Se olvidó de perseguir metas alcanzables para su más que sobrante nivel, pero carentes de sentido en su concepción de la gastronomía, su gastronomía, y se dedicó a otros menesteres.Uno de los mejores cocineros valencianos contemporáneos, aunque su discreción lo hayan convertido en alguien sensiblemente menos popular que sus iguales, se embarcó en diferentes proyectos que no llegaron a buen puerto. Probó aquí y allá. Meditó ofertas, proyectos que emprender, lo que tenía ganas de hacer y lo que no. Y se encendió la bombilla. Su sitio era otro muy diferente a lo que los demás, al menos parte de los demás, querían para él.
Aquí se busca la felicidad
En la preciosa localidad de Denia, en una calle tradicional de casas de pueblo con planta baja y primer piso, puso en pie hace cuatro años poco menos que su sueño. Un lugar familiar, en el que él cocinando y su mujer y sus dos hijos a cargo del servicio, se sientan a gustos. Un bar de barrio que acertó en llamar El Baret de Miquel Ruiz, empleando el diminutivo valenciano, en el que se sirviesen los platos que le naciesen y en el que entrasen desde las vecinas de la calle a hombres de la talla del desaparecido Rafael Chirbes, parroquiano del lugar hasta su muerte.
Un espacio con sillas y mesas desparejadas, recuperadas de la basura o derribos y retornadas a la vida con una mano de pintura de colores vitalistas. Lámparas que apenas guardan relación entre ellas. Con una colección de sifones sobre una alta repisa. Con las vigas de madera de la casa la vista. Con un pilar desconchado premeditadamente y una antigua columna metálica pintada de un llamativo azul, en contraste con las paredes blancas.
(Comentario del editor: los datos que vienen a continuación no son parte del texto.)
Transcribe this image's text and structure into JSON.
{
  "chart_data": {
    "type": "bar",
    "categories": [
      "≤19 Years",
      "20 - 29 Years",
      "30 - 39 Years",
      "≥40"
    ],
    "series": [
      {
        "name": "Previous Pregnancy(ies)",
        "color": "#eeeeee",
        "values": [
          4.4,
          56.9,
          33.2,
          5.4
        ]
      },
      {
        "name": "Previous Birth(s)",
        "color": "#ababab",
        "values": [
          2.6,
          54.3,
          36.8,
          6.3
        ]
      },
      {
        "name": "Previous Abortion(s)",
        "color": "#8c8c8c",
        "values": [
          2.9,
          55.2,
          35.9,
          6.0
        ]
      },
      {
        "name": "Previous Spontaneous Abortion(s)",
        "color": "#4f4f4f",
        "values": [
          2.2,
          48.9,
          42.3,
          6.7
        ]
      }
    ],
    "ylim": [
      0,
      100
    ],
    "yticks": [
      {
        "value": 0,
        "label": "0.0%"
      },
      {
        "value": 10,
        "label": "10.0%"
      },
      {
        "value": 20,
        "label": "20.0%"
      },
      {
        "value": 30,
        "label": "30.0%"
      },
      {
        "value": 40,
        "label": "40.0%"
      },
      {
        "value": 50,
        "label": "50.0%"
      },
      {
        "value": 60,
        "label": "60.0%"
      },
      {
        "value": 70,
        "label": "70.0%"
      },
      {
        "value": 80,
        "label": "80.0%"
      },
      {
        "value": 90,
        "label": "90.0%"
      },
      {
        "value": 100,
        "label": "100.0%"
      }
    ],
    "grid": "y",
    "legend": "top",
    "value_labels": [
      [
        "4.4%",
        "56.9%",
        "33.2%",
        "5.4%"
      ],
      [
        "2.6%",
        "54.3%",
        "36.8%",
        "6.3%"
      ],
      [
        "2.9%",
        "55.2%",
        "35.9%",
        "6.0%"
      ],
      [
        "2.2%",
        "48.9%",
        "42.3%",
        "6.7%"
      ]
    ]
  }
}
El Baret de Miquel RuizProvisionándose cada mañana en el mercado de la localidad, a apenas unas manzanas del restaurante, y en la privilegiada lonja local, en él tiene lugar una culinaria sincera, nacida de sus inquietudes, de su forma de ser, del corazón. Al principio comenzó con lo básico: bravas, caballa o alitas de pollo, lo que uno podía esperar de cualquier bar, pero con un toque que elevaban tales imprescindibles en exquisiteces.
Más tarde llegaron las elaboraciones creativas, lo que su cabeza y sus manos le iban pidiendo. Platos que podrían estar en los mejores restaurantes, en cualquiera de la lista de los cincuenta mejores. Recetas que encuadrarían a la perfección en la definición de alta cocina y que, sin embargo, rehúyen de posturas que no van con ellos. Vanguardia y sofisticación de tú a tú, para el pueblo llano, con grandes exponentes como la quisquilla al ajillo con bizcocho de acelgas y wasabi, el sashimi de caballa presentado junto a albaricoque y ajoblanco de almendra, el cuscús con pulpo y pescado a la brasa, el tartar de cigalas con suquet de fessols i naps o el excelente figatell —una suerte de hamburguesa— de sepia.
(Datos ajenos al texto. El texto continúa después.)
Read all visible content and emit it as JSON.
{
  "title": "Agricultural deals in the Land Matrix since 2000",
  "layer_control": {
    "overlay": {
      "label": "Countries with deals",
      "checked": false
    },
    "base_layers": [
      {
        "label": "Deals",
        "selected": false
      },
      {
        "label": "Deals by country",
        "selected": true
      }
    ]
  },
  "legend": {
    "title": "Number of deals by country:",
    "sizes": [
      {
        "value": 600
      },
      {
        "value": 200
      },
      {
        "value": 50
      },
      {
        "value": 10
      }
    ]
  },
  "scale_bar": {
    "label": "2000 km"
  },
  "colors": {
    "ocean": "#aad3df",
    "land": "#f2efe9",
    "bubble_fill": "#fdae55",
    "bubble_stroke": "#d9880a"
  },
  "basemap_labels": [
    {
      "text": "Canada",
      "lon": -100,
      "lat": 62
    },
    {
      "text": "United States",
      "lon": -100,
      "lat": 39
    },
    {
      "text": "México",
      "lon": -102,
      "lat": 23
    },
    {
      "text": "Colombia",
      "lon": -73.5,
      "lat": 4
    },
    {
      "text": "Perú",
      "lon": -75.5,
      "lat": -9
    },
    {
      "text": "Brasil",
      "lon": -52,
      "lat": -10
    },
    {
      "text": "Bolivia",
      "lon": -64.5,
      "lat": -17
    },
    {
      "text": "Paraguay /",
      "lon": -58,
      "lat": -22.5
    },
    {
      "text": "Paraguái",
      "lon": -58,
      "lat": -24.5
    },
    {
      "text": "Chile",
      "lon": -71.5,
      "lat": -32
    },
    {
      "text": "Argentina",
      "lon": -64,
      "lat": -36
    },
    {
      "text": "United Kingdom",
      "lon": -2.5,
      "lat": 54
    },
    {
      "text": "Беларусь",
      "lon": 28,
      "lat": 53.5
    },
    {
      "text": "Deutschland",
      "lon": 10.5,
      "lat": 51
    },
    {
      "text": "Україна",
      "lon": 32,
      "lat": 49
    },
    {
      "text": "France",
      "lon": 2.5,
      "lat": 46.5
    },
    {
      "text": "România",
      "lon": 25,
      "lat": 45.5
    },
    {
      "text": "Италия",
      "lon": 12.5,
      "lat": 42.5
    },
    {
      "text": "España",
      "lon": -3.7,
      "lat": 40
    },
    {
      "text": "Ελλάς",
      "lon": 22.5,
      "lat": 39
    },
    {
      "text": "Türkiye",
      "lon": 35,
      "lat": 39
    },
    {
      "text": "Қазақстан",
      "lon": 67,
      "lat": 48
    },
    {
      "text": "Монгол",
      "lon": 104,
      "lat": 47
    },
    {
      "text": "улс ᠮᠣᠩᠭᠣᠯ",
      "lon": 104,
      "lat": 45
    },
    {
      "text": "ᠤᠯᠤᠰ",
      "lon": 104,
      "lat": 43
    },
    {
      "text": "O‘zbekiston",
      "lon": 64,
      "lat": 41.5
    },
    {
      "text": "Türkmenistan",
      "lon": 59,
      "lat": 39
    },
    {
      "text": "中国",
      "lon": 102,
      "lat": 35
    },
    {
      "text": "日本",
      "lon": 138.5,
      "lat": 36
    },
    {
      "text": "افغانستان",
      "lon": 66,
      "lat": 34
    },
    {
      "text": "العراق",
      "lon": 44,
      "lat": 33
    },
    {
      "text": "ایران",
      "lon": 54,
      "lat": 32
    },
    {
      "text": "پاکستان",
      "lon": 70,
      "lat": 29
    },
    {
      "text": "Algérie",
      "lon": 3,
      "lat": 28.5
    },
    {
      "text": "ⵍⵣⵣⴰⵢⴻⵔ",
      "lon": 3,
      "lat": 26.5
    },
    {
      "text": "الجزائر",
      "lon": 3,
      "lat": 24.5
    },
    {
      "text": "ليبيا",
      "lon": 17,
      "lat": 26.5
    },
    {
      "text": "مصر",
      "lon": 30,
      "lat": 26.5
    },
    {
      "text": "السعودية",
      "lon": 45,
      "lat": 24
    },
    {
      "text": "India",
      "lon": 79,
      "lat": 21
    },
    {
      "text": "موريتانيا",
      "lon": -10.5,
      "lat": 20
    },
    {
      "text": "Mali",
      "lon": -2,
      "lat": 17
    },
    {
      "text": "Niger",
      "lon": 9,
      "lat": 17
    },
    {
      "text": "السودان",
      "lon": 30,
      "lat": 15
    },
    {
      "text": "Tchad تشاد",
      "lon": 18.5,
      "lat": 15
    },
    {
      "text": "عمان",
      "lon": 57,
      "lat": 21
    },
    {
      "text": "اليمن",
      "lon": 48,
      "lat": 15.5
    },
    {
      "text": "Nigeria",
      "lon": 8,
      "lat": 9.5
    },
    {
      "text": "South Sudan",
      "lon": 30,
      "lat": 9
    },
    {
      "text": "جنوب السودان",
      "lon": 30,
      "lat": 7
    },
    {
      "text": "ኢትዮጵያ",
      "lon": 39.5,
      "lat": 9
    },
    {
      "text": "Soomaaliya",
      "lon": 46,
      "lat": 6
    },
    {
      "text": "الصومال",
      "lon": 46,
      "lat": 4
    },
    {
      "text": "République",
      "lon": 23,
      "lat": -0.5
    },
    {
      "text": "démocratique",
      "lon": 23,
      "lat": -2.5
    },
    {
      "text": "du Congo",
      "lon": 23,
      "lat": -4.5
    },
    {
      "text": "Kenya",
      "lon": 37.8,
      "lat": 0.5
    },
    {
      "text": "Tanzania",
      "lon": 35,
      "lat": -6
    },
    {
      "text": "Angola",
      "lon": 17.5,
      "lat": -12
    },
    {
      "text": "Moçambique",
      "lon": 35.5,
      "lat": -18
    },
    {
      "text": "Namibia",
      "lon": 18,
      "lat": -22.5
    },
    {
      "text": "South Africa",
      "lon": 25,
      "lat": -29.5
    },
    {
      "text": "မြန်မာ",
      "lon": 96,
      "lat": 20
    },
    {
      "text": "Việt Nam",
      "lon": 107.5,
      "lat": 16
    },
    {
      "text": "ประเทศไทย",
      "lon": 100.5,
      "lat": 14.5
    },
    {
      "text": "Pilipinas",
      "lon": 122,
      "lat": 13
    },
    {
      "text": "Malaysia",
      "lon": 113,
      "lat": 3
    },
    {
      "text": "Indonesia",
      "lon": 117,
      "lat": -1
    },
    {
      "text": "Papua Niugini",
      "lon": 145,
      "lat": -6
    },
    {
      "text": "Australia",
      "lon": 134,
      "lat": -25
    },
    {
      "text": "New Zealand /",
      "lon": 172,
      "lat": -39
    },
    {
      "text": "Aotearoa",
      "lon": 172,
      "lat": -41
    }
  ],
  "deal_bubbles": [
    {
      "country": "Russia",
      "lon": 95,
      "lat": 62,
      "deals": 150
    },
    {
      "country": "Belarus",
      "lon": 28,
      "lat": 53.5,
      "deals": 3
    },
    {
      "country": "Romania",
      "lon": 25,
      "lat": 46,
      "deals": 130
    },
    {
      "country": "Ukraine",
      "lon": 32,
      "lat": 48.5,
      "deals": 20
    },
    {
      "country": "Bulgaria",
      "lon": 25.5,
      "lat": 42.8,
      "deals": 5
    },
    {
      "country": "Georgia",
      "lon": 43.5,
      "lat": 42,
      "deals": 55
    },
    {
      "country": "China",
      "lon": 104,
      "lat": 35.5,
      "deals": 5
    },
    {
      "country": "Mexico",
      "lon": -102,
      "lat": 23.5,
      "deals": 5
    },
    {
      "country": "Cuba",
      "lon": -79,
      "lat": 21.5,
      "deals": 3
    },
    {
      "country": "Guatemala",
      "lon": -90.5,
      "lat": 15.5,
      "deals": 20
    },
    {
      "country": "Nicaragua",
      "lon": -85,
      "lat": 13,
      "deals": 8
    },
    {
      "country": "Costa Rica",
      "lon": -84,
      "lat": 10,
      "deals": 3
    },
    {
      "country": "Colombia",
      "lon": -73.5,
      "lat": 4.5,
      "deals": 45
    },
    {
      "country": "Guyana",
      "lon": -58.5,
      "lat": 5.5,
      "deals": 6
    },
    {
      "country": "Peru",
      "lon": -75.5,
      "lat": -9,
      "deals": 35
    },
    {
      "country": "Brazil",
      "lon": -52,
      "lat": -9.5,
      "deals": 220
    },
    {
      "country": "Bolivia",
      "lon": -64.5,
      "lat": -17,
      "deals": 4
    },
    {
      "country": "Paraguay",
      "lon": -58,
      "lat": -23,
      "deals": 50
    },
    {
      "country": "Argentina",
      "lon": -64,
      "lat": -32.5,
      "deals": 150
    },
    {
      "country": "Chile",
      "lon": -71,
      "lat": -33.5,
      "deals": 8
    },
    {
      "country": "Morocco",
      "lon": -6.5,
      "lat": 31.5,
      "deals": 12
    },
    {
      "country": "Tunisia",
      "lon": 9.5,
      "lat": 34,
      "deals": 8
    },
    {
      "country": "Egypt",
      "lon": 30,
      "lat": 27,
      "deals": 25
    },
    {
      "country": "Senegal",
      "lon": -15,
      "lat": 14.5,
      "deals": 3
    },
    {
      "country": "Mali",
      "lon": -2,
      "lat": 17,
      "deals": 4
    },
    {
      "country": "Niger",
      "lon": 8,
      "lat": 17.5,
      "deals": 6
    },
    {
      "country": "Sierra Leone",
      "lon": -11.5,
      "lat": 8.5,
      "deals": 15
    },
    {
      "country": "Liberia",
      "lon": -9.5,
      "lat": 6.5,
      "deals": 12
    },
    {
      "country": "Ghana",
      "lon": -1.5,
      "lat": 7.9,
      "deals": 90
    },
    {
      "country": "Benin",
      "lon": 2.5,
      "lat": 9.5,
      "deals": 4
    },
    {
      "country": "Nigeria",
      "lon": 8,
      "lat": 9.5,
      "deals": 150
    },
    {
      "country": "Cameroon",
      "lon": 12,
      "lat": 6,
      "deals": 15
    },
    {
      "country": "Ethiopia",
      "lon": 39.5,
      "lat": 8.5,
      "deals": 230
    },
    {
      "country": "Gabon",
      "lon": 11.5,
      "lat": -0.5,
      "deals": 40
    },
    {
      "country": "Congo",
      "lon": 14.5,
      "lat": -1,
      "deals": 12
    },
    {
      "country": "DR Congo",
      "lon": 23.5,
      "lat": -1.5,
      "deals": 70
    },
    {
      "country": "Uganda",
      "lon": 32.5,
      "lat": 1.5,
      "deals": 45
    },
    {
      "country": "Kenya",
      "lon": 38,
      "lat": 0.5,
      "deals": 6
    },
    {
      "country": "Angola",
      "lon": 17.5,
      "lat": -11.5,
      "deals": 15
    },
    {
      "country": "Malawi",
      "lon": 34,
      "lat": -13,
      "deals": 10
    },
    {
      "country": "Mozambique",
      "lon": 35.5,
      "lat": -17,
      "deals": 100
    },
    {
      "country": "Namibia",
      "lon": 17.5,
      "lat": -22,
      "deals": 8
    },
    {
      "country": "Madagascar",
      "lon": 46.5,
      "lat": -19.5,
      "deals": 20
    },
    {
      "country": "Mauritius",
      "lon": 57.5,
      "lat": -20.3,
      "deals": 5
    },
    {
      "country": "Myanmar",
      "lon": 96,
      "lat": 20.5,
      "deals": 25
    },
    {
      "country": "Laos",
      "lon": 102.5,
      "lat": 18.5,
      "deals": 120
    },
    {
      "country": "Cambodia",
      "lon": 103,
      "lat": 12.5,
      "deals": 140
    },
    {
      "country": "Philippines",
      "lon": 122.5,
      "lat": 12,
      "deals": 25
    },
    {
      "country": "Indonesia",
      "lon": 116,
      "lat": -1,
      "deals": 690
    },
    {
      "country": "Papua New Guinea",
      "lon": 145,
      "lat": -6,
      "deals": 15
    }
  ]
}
Miquel Ruiz renunció a competir en las grandes ligas gastronómicas para bajar al placentero fango de la normalidad y, en él, disfrutar como un gorrino. Hacer lo que uno quiere, estar a gusto con ello, sentirse bien consigo mismo, buscar el placer de lo pequeño… es algo bien hecho. El valenciano es un hombre al que felicitar.